Don’t expect an answer. Workers won’t get paid any more and they won’t be trusted with ownership or control over their own workplace or job. And if you’re not trusted to control your own job how could you be trusted to make truly transformative changes to society?
One ideological supporter of capitalism once wrote a book with the interesting title ‘Why most things Fail’. It noted that most companies fail sooner or later. While the capitalist state will accept that this or that capitalist enterprises can fail there is one capitalist undertaking that cannot be allowed to fail, ever, because it protects the rest. That is the state itself. Only the most trustworthy can be entrusted with state power which is why the DUP and Sinn Fein don’t really have it. What they have are the powers of a glorified council and they don’t even exercise the powers they have.
If workers were really to be given the power to develop a new economy there would still be many failures but the powers unleashed would ultimately lead to a new society.
This however isn’t the model of state economic development on offer or championed by any nationalist party.
The Northern state has failed but unfortunately for Sinn Fein so has the Southern State. The nature of the capitalist state everywhere is that it cannot give workers the autonomy or freedom to take risks, innovate and try to change society, for example by promoting workers’ cooperatives. Such economic power might sooner or later form the basis of a rival political power.

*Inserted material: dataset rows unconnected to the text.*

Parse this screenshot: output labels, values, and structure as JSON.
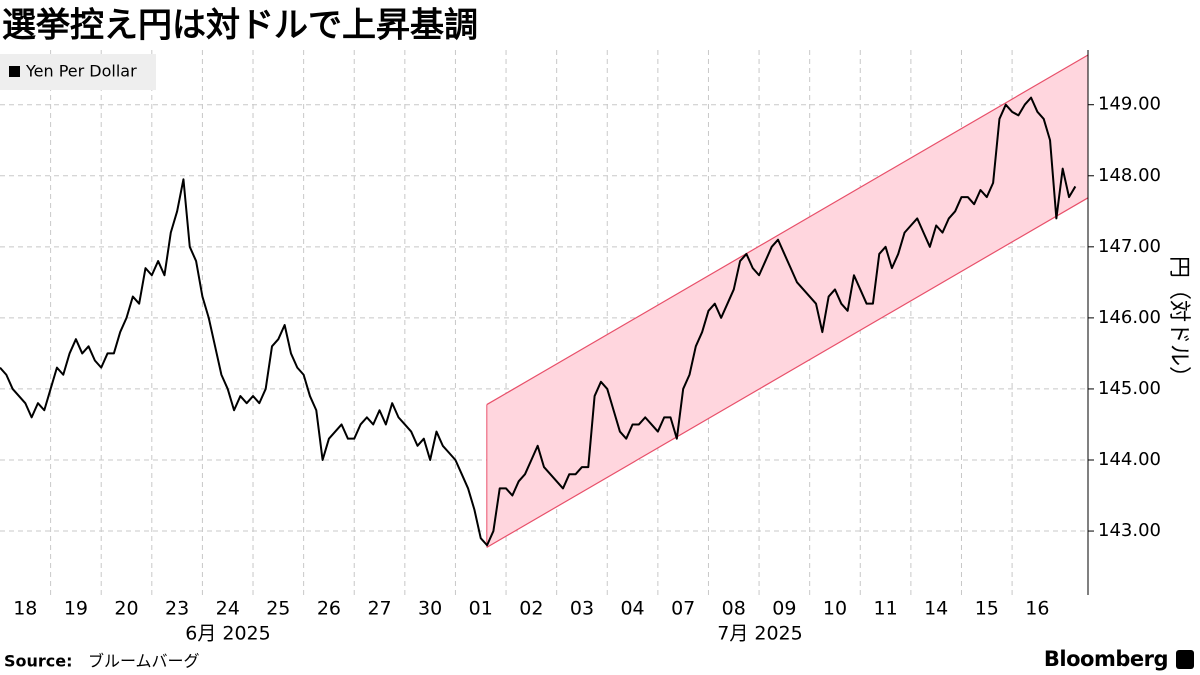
{
  "chart_data": {
    "type": "line",
    "title": "選挙控え円は対ドルで上昇基調",
    "y_axis_label": "円（対ドル）",
    "month_labels": [
      "6月 2025",
      "7月 2025"
    ],
    "source_label": "Source:",
    "source": "ブルームバーグ",
    "logo": "Bloomberg",
    "grid": true,
    "legend": "top-left",
    "xlim": [
      0,
      21.5
    ],
    "ylim": [
      142.1,
      149.77
    ],
    "xticks": [
      {
        "value": 0,
        "label": "18"
      },
      {
        "value": 1,
        "label": "19"
      },
      {
        "value": 2,
        "label": "20"
      },
      {
        "value": 3,
        "label": "23"
      },
      {
        "value": 4,
        "label": "24"
      },
      {
        "value": 5,
        "label": "25"
      },
      {
        "value": 6,
        "label": "26"
      },
      {
        "value": 7,
        "label": "27"
      },
      {
        "value": 8,
        "label": "30"
      },
      {
        "value": 9,
        "label": "01"
      },
      {
        "value": 10,
        "label": "02"
      },
      {
        "value": 11,
        "label": "03"
      },
      {
        "value": 12,
        "label": "04"
      },
      {
        "value": 13,
        "label": "07"
      },
      {
        "value": 14,
        "label": "08"
      },
      {
        "value": 15,
        "label": "09"
      },
      {
        "value": 16,
        "label": "10"
      },
      {
        "value": 17,
        "label": "11"
      },
      {
        "value": 18,
        "label": "14"
      },
      {
        "value": 19,
        "label": "15"
      },
      {
        "value": 20,
        "label": "16"
      }
    ],
    "yticks": [
      {
        "value": 143,
        "label": "143.00"
      },
      {
        "value": 144,
        "label": "144.00"
      },
      {
        "value": 145,
        "label": "145.00"
      },
      {
        "value": 146,
        "label": "146.00"
      },
      {
        "value": 147,
        "label": "147.00"
      },
      {
        "value": 148,
        "label": "148.00"
      },
      {
        "value": 149,
        "label": "149.00"
      }
    ],
    "channel": {
      "color": "#ffd6de",
      "edge_color": "#e8506a",
      "x": [
        9.62,
        21.5
      ],
      "lower": [
        142.77,
        147.69
      ],
      "upper": [
        144.78,
        149.7
      ]
    },
    "x": [
      0,
      0.125,
      0.25,
      0.375,
      0.5,
      0.625,
      0.75,
      0.875,
      1,
      1.125,
      1.25,
      1.375,
      1.5,
      1.625,
      1.75,
      1.875,
      2,
      2.125,
      2.25,
      2.375,
      2.5,
      2.625,
      2.75,
      2.875,
      3,
      3.125,
      3.25,
      3.375,
      3.5,
      3.625,
      3.75,
      3.875,
      4,
      4.125,
      4.25,
      4.375,
      4.5,
      4.625,
      4.75,
      4.875,
      5,
      5.125,
      5.25,
      5.375,
      5.5,
      5.625,
      5.75,
      5.875,
      6,
      6.125,
      6.25,
      6.375,
      6.5,
      6.625,
      6.75,
      6.875,
      7,
      7.125,
      7.25,
      7.375,
      7.5,
      7.625,
      7.75,
      7.875,
      8,
      8.125,
      8.25,
      8.375,
      8.5,
      8.625,
      8.75,
      8.875,
      9,
      9.125,
      9.25,
      9.375,
      9.5,
      9.625,
      9.75,
      9.875,
      10,
      10.125,
      10.25,
      10.375,
      10.5,
      10.625,
      10.75,
      10.875,
      11,
      11.125,
      11.25,
      11.375,
      11.5,
      11.625,
      11.75,
      11.875,
      12,
      12.125,
      12.25,
      12.375,
      12.5,
      12.625,
      12.75,
      12.875,
      13,
      13.125,
      13.25,
      13.375,
      13.5,
      13.625,
      13.75,
      13.875,
      14,
      14.125,
      14.25,
      14.375,
      14.5,
      14.625,
      14.75,
      14.875,
      15,
      15.125,
      15.25,
      15.375,
      15.5,
      15.625,
      15.75,
      15.875,
      16,
      16.125,
      16.25,
      16.375,
      16.5,
      16.625,
      16.75,
      16.875,
      17,
      17.125,
      17.25,
      17.375,
      17.5,
      17.625,
      17.75,
      17.875,
      18,
      18.125,
      18.25,
      18.375,
      18.5,
      18.625,
      18.75,
      18.875,
      19,
      19.125,
      19.25,
      19.375,
      19.5,
      19.625,
      19.75,
      19.875,
      20,
      20.125,
      20.25,
      20.375,
      20.5,
      20.625,
      20.75,
      20.875,
      21,
      21.125,
      21.25
    ],
    "series": [
      {
        "name": "Yen Per Dollar",
        "color": "#000000",
        "values": [
          145.3,
          145.2,
          145.0,
          144.9,
          144.8,
          144.6,
          144.8,
          144.7,
          145.0,
          145.3,
          145.2,
          145.5,
          145.7,
          145.5,
          145.6,
          145.4,
          145.3,
          145.5,
          145.5,
          145.8,
          146.0,
          146.3,
          146.2,
          146.7,
          146.6,
          146.8,
          146.6,
          147.2,
          147.5,
          147.95,
          147.0,
          146.8,
          146.3,
          146.0,
          145.6,
          145.2,
          145.0,
          144.7,
          144.9,
          144.8,
          144.9,
          144.8,
          145.0,
          145.6,
          145.7,
          145.9,
          145.5,
          145.3,
          145.2,
          144.9,
          144.7,
          144.0,
          144.3,
          144.4,
          144.5,
          144.3,
          144.3,
          144.5,
          144.6,
          144.5,
          144.7,
          144.5,
          144.8,
          144.6,
          144.5,
          144.4,
          144.2,
          144.3,
          144.0,
          144.4,
          144.2,
          144.1,
          144.0,
          143.8,
          143.6,
          143.3,
          142.9,
          142.8,
          143.0,
          143.6,
          143.6,
          143.5,
          143.7,
          143.8,
          144.0,
          144.2,
          143.9,
          143.8,
          143.7,
          143.6,
          143.8,
          143.8,
          143.9,
          143.9,
          144.9,
          145.1,
          145.0,
          144.7,
          144.4,
          144.3,
          144.5,
          144.5,
          144.6,
          144.5,
          144.4,
          144.6,
          144.6,
          144.3,
          145.0,
          145.2,
          145.6,
          145.8,
          146.1,
          146.2,
          146.0,
          146.2,
          146.4,
          146.8,
          146.9,
          146.7,
          146.6,
          146.8,
          147.0,
          147.1,
          146.9,
          146.7,
          146.5,
          146.4,
          146.3,
          146.2,
          145.8,
          146.3,
          146.4,
          146.2,
          146.1,
          146.6,
          146.4,
          146.2,
          146.2,
          146.9,
          147.0,
          146.7,
          146.9,
          147.2,
          147.3,
          147.4,
          147.2,
          147.0,
          147.3,
          147.2,
          147.4,
          147.5,
          147.7,
          147.7,
          147.6,
          147.8,
          147.7,
          147.9,
          148.8,
          149.0,
          148.9,
          148.85,
          149.0,
          149.1,
          148.9,
          148.8,
          148.5,
          147.4,
          148.1,
          147.7,
          147.85
        ]
      }
    ]
  }
}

In other words state led economic development is nothing to do with socialism, which is the power of the working class. And ‘national liberation’ tells us that the key problem is liberating a state in the oppressed nation instead of liberating the working class of the oppressed nation from the state – foreign and domestic.
This means workers have no interest in supporting many of the measures usually associated with such a programme, including tax increases, which will inevitably hit them hardest, or supporting local industry against foreign as if it was somehow ‘ours’. Socialism is not the growth of the existing state or its accretion of more and more powers.
Simon Hamilton’s proposals on privatisation are widely recognised as bad news but the bureaucratic state is not the alternative. If the Northern economy shows one thing it shows this.